The protesters are putting the pressure on state lawmakers, especially Republican Sen. Joe Bowen of Owensboro, the pension bill's chief sponsor. In recent weeks, he said, protesters have picketed one of his former businesses and posted his personal cellphone number online so people would deluge him with calls.

"I had to change my cell number," said Bowen, speaking Monday with a reporter from a blocked number. "It's not that I don't appreciate people's (participation.) I'm not saying that at all. I want that to be very clear; it's just got to be where it is overwhelming."

Bowen and other Republican leaders in Kentucky's GOP-dominated legislature insisted Monday the pension bill is not dead, saying the state can't afford to let it to die. Kentucky's retirement systems are among the worst funded in the country.

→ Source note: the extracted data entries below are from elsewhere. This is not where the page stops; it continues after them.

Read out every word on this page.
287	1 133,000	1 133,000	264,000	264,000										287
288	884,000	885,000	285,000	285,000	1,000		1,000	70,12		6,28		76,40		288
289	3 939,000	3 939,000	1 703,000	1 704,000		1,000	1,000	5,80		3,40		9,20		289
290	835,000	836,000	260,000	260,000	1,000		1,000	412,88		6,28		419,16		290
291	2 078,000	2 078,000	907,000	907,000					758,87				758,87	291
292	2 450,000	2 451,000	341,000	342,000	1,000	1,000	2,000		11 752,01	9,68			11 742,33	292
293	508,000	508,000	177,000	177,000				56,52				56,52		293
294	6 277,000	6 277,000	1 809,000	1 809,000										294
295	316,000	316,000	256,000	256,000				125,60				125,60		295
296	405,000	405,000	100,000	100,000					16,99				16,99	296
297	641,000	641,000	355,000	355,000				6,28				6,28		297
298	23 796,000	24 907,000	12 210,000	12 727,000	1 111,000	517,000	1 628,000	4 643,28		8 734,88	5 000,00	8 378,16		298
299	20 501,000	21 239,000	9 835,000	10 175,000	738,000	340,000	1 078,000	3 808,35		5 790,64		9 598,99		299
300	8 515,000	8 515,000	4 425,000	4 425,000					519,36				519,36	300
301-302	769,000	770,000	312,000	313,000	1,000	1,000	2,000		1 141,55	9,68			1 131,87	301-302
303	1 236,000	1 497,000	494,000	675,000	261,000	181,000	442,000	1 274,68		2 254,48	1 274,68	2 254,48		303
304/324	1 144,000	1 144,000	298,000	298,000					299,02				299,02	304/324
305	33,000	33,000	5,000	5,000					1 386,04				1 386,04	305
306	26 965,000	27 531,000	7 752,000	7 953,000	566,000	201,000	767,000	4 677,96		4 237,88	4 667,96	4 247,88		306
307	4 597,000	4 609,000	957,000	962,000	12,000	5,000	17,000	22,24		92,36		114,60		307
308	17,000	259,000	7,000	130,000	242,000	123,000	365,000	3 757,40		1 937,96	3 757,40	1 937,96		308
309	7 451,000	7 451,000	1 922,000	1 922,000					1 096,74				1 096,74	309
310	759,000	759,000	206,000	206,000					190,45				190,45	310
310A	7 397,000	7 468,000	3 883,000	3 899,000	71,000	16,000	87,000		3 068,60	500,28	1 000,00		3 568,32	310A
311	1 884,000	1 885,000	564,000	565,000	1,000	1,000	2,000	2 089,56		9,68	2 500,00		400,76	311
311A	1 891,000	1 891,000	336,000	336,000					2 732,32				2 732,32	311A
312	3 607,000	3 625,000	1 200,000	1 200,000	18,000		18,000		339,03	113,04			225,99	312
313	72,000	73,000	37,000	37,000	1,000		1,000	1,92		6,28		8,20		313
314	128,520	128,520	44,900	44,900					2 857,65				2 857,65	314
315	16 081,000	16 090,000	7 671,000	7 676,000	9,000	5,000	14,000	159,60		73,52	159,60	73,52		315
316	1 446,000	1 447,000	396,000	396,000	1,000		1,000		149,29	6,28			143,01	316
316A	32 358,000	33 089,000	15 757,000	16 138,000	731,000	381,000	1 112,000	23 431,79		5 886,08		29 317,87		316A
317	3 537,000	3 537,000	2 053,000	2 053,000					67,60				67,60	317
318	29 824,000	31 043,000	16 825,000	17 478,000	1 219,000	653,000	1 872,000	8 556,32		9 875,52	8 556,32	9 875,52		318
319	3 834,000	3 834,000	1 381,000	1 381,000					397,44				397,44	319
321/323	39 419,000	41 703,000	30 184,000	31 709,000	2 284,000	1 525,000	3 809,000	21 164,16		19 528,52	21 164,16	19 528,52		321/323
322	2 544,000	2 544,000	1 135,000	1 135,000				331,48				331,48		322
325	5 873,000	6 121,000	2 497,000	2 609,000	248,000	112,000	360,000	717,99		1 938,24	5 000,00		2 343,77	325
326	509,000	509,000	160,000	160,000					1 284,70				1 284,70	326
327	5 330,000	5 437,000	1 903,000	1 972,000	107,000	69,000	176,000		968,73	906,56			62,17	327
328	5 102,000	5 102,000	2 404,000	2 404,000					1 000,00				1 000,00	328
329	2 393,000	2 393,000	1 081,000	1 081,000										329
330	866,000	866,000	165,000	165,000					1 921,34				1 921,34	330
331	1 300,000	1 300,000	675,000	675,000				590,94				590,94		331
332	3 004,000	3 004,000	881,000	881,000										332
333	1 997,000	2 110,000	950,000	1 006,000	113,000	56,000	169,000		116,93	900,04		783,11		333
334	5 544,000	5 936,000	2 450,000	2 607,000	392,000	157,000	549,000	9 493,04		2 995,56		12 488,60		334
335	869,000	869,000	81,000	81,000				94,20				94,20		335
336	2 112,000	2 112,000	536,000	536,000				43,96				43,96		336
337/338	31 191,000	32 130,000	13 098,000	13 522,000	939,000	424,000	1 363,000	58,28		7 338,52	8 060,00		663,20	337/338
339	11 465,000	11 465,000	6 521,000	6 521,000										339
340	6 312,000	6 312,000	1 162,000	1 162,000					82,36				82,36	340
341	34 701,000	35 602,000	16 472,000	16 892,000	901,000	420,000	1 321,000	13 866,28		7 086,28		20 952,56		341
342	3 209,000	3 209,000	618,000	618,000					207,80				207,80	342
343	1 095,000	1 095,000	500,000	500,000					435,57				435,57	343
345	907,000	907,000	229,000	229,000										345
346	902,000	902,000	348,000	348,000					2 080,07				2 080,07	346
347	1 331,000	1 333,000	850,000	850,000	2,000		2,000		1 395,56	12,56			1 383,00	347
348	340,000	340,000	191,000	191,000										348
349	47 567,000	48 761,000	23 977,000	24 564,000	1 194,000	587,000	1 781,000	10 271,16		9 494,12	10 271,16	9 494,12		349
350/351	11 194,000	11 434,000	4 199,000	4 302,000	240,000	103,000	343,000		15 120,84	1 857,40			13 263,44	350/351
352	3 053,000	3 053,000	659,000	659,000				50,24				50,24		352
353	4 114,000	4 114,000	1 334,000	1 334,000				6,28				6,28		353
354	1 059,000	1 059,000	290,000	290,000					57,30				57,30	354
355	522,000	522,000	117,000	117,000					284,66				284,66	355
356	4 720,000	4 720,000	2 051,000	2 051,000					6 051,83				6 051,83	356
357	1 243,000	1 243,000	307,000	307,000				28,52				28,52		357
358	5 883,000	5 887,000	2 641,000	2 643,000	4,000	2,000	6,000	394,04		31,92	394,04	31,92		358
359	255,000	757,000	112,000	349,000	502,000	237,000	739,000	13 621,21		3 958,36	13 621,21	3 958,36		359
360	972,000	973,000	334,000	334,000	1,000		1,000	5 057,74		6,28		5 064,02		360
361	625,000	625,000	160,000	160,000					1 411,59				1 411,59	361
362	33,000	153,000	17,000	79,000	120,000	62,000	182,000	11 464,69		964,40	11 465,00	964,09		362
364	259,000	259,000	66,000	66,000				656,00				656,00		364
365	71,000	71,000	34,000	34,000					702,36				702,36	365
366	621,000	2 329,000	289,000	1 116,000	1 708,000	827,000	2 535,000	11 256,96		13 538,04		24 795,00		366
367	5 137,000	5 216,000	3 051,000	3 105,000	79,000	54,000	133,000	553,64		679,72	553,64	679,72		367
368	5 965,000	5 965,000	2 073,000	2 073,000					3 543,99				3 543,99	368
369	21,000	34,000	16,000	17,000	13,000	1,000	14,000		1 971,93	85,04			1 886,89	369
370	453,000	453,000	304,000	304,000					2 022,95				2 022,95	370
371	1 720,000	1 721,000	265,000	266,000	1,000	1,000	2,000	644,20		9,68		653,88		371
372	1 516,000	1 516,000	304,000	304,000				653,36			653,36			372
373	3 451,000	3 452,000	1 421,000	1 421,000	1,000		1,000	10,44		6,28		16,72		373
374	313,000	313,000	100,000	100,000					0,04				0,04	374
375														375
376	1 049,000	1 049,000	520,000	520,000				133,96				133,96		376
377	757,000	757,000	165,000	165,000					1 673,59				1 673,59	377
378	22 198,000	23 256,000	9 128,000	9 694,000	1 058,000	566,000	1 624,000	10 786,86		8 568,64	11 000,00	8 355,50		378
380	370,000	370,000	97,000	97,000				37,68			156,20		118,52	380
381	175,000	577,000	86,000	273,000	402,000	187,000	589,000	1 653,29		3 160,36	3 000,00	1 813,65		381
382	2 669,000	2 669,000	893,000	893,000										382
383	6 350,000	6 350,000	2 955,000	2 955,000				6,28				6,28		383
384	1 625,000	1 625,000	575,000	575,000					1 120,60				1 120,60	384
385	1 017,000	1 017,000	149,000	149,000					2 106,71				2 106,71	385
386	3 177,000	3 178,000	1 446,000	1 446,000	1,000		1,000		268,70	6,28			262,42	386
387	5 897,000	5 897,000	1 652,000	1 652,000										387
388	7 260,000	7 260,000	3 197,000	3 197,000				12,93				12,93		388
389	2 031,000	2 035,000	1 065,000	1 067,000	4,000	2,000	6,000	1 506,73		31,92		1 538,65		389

The state is at least $41 billion short of the money it needs to pay benefits over the next three decades, according to official estimates.

"The bedrock of this bill is providing a funding formula to pay down these huge liabilities, and that gets lost in all of the other rhetoric," said Bowen, who is not running for re-election. " ... That's what we need to be doing."

While Senate Bill 1 would seek about $3.2 billion in savings over two decades, most of those savings would come from temporarily reducing the annual cost-of-living raises for retired teachers to 1 percent from 1.5 percent. The raises would go back to 1.5 percent once the system is at least 90 percent funded, under the proposal. The system is 56 percent funded today.

Additionally, all newly hired teachers hired would be placed in a new retirement plan that shifts most of the risk from the state to the employees. Current teachers with less than 20 years of experience would have a new retirement formula that would reward them with more generous benefits if they work longer. And no teacher would be able to accumulate unused sick days to boost their retirement checks.

As of Monday, lawmakers did not yet have the votes to pass the bill.

And chanting teachers and other public workers rallying at the Capitol vowed they would be back every day until the bill was most certainly defeated.

For Page, who comes from a family of teachers, protesting at the legislature is a family tradition. She attended Monday's rally with her brother, John Leep III, also a teacher. They carried a photo of their teacher parents protesting at the Capitol 30 years ago over another pension bill they did not like.

"I feel like the people that came before us, they worked hard," Leep said. "We got to do the same thing for future generations of teachers and future generations of students.